PRES. GEORGE W. BUSH: He’s a voice of independence and principle. And American journalism is better for the contributions from William Safire. Congratulations.

(End videotape)

MR. RUSSERT: Presidential Medal of Freedom. What a rare honor.

MR. SAFIRE: I was going to wear it today, but I thought that was...

MS. O’BEIRNE: Yeah, congratulations.

MR. SAFIRE: It came as a bolt from the blue.

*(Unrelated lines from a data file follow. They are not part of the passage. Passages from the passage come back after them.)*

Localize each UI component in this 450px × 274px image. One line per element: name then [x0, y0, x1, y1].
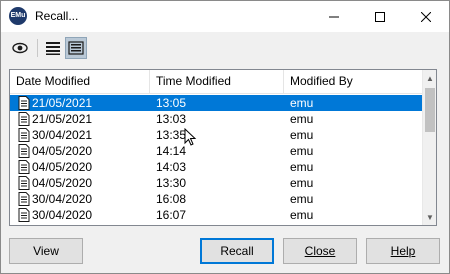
- cell-date-modified: 30/04/2020: [32, 192, 93, 206]
- column-header-time-modified[interactable]: Time Modified: [150, 70, 284, 93]
- recall-button[interactable]: Recall: [200, 238, 274, 264]
- maximize-icon: [375, 11, 385, 22]
- cell-time-modified: 16:07: [156, 208, 187, 222]
- cell-date-modified: 04/05/2020: [32, 176, 93, 190]
- list-view-icon: [46, 42, 60, 55]
- document-icon: [18, 96, 30, 110]
- cell-date-modified: 04/05/2020: [32, 144, 93, 158]
- cell-time-modified: 14:03: [156, 160, 187, 174]
- cell-date-modified: 30/04/2020: [32, 208, 93, 222]
- table-row[interactable]: 21/05/2021 13:05 emu: [10, 95, 422, 111]
- close-button[interactable]: Close: [283, 238, 357, 264]
- title-bar[interactable]: EMu Recall...: [1, 1, 449, 32]
- cell-modified-by: emu: [290, 128, 314, 142]
- help-button[interactable]: Help: [366, 238, 440, 264]
- column-header-modified-by[interactable]: Modified By: [284, 70, 422, 93]
- recall-list[interactable]: Date Modified Time Modified Modified By …: [9, 69, 437, 226]
- cell-modified-by: emu: [290, 192, 314, 206]
- vertical-scrollbar[interactable]: ▲ ▼: [422, 70, 436, 225]
- help-button-label: Help: [390, 244, 416, 258]
- document-icon: [18, 112, 30, 126]
- table-row[interactable]: 30/04/2021 13:35 emu: [10, 127, 422, 143]
- cell-date-modified: 30/04/2021: [32, 128, 93, 142]
- toolbar-separator: [37, 39, 38, 57]
- eye-icon: [12, 42, 28, 54]
- cell-modified-by: emu: [290, 144, 314, 158]
- cell-time-modified: 13:30: [156, 176, 187, 190]
- maximize-button[interactable]: [357, 1, 403, 32]
- cell-time-modified: 16:08: [156, 192, 187, 206]
- recall-dialog: EMu Recall... Date Modified Time Modifie…: [0, 0, 450, 274]
- cell-date-modified: 04/05/2020: [32, 160, 93, 174]
- eye-button[interactable]: [9, 37, 31, 59]
- cell-date-modified: 21/05/2021: [32, 96, 93, 110]
- cell-time-modified: 13:35: [156, 128, 187, 142]
- cell-modified-by: emu: [290, 176, 314, 190]
- document-icon: [18, 144, 30, 158]
- table-row[interactable]: 30/04/2020 16:08 emu: [10, 191, 422, 207]
- cell-modified-by: emu: [290, 112, 314, 126]
- list-header: Date Modified Time Modified Modified By: [10, 70, 422, 94]
- view-button[interactable]: View: [9, 238, 83, 264]
- window-title: Recall...: [35, 9, 79, 23]
- close-icon: [421, 11, 431, 22]
- emu-app-icon: EMu: [9, 7, 27, 25]
- table-row[interactable]: 04/05/2020 13:30 emu: [10, 175, 422, 191]
- detail-view-icon: [68, 41, 84, 55]
- document-icon: [18, 192, 30, 206]
- column-header-date-modified[interactable]: Date Modified: [10, 70, 150, 93]
- minimize-button[interactable]: [311, 1, 357, 32]
- document-icon: [18, 160, 30, 174]
- table-row[interactable]: 04/05/2020 14:14 emu: [10, 143, 422, 159]
- close-window-button[interactable]: [403, 1, 449, 32]
- cell-time-modified: 14:14: [156, 144, 187, 158]
- toolbar: [1, 37, 449, 63]
- close-button-label: Close: [304, 244, 336, 258]
- cell-date-modified: 21/05/2021: [32, 112, 93, 126]
- minimize-icon: [329, 16, 339, 17]
- scrollbar-thumb[interactable]: [425, 88, 435, 132]
- table-row[interactable]: 21/05/2021 13:03 emu: [10, 111, 422, 127]
- mouse-cursor-icon: [184, 128, 197, 146]
- table-row[interactable]: 30/04/2020 16:07 emu: [10, 207, 422, 223]
- detail-view-button[interactable]: [65, 37, 87, 59]
- cell-time-modified: 13:03: [156, 112, 187, 126]
- document-icon: [18, 128, 30, 142]
- document-icon: [18, 176, 30, 190]
- cell-modified-by: emu: [290, 160, 314, 174]
- cell-time-modified: 13:05: [156, 96, 187, 110]
- scroll-up-icon[interactable]: ▲: [423, 71, 436, 85]
- document-icon: [18, 208, 30, 222]
- cell-modified-by: emu: [290, 96, 314, 110]
- cell-modified-by: emu: [290, 208, 314, 222]
- scroll-down-icon[interactable]: ▼: [423, 210, 436, 224]
- list-view-button[interactable]: [42, 37, 64, 59]
- table-row[interactable]: 04/05/2020 14:03 emu: [10, 159, 422, 175]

You, you don’t lobby for it. I certainly didn’t expect it. But you sit there in the White House next to people like Natan Sharansky, the great dissident and, and historians like David McCullough and Paul Johnson, and it was quite a moment. And you do get to bring your whole family. And it knocked me out, to tell you the truth.

MR. RUSSERT: Nothing better than that.

Before we go, how about a new year’s wish for our country and our world? E.J.

Dionne, start us off.

MR. DIONNE: I would wish, would wish that Bill be right and I be wrong on Iraq.


MR. DIONNE: And that things sort of straighten out to some degree. I just think that’s a real long shot, and...


MS. O’BEIRNE: We’re, we’re at war, although too few are bearing the burden of so many of us, so you have to think about the troops in the field, it seems to me, you know, entering the new year. And I would join E.J., I hope Bill’s right about our prospects in Iraq given the, given the sacrifice they’ve made.

MR. RUSSERT: Eugene Robinson?

MR. ROBINSON: Facing the reality in Iraq and not provoking a wider Mideast war.

MR. RUSSERT: Bill Safire?

MR. SAFIRE: Remembering the, the beauty of last night’s services and of Tuesday’s service, too, that reminds us that we can remember some great things about presidents and not just tear them down.

MR. RUSSERT: Michael Beschloss.

MR. BESCHLOSS: I’ll be less lofty. I’m a big Chicago Cubs fan, I’ve got two boys who are 12 and 10, they love the Nationals. We’re just hoping for something this year.

MR. RUSSERT: Hope springs eternal. Even I couldn’t do the Buffalo Bills, my guys.

But thank you all for an uplifting conversation. Happy new year, everybody.

MS. O’BEIRNE: Happy new year.

MR. ROBINSON: Happy new year.

MR. BESCHLOSS: Happy new year.

MR. DIONNE: Happy new year.

MR. SAFIRE: Happy new year.

MR. RUSSERT: And we’ll be right back.